Although the phosphorylation cascade suggests regulation at the protein level, studies in LAB report both transcriptional modulation and constitutive expression of

ccpA and ptsHI. Specifically, in S. thermophilus, CcpA production is induced by glucose (can den Bogaard, 2000). Similarly, in other bacteria, the carbohydrate source modulates

ptsHI transcriptional levels (Luesink et al., 1999a). In contrast, expression levels of ccpA

in L. pentosus (Mahr et al., 2000) and of ptsHI in S. thermophilus (Cochu et al., 2003) did not vary in the presence of different carbohydrates.
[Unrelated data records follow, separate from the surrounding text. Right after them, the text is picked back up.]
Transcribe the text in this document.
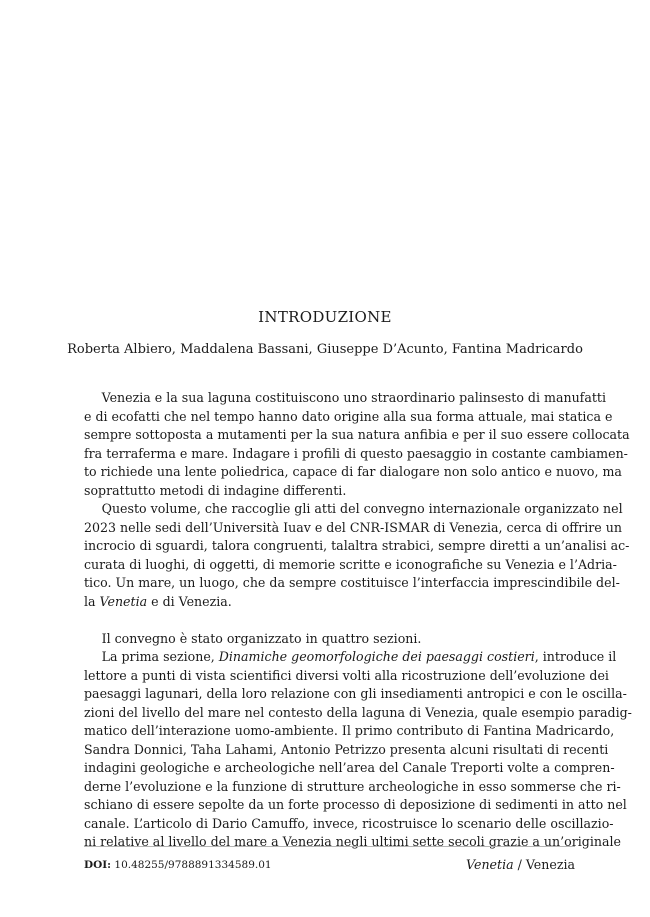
INTRODUZIONE
Roberta Albiero, Maddalena Bassani, Giuseppe D’Acunto, Fantina Madricardo
Venezia e la sua laguna costituiscono uno straordinario palinsesto di manufatti
e di ecofatti che nel tempo hanno dato origine alla sua forma attuale, mai statica e
sempre sottoposta a mutamenti per la sua natura anfibia e per il suo essere collocata
fra terraferma e mare. Indagare i profili di questo paesaggio in costante cambiamen-
to richiede una lente poliedrica, capace di far dialogare non solo antico e nuovo, ma
soprattutto metodi di indagine differenti.
Questo volume, che raccoglie gli atti del convegno internazionale organizzato nel
2023 nelle sedi dell’Università Iuav e del CNR-ISMAR di Venezia, cerca di offrire un
incrocio di sguardi, talora congruenti, talaltra strabici, sempre diretti a un’analisi ac-
curata di luoghi, di oggetti, di memorie scritte e iconografiche su Venezia e l’Adria-
tico. Un mare, un luogo, che da sempre costituisce l’interfaccia imprescindibile del-
la Venetia e di Venezia.
Il convegno è stato organizzato in quattro sezioni.
La prima sezione, Dinamiche geomorfologiche dei paesaggi costieri, introduce il
lettore a punti di vista scientifici diversi volti alla ricostruzione dell’evoluzione dei
paesaggi lagunari, della loro relazione con gli insediamenti antropici e con le oscilla-
zioni del livello del mare nel contesto della laguna di Venezia, quale esempio paradig-
matico dell’interazione uomo-ambiente. Il primo contributo di Fantina Madricardo,
Sandra Donnici, Taha Lahami, Antonio Petrizzo presenta alcuni risultati di recenti
indagini geologiche e archeologiche nell’area del Canale Treporti volte a compren-
derne l’evoluzione e la funzione di strutture archeologiche in esso sommerse che ri-
schiano di essere sepolte da un forte processo di deposizione di sedimenti in atto nel
canale. L’articolo di Dario Camuffo, invece, ricostruisce lo scenario delle oscillazio-
ni relative al livello del mare a Venezia negli ultimi sette secoli grazie a un’originale
DOI: 10.48255/9788891334589.01	Venetia / Venezia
Carbon catabolite repression is likely present in L. acidophilus, since all the necessary regulatory proteins are encoded within its genome, cre-like sequences are present in the promoter-operator regions of several carbohydrate loci (Barrangou et al., 2003), and transcription of operons involved in utilization of non-preferred carbohydrates is repressed by glucose (Barrangou et al., 2003).

Carbon catabolite repression illustrates how lactic acid bacteria adapt dynamically to the diverse carbohydrate sources available in their various habitats.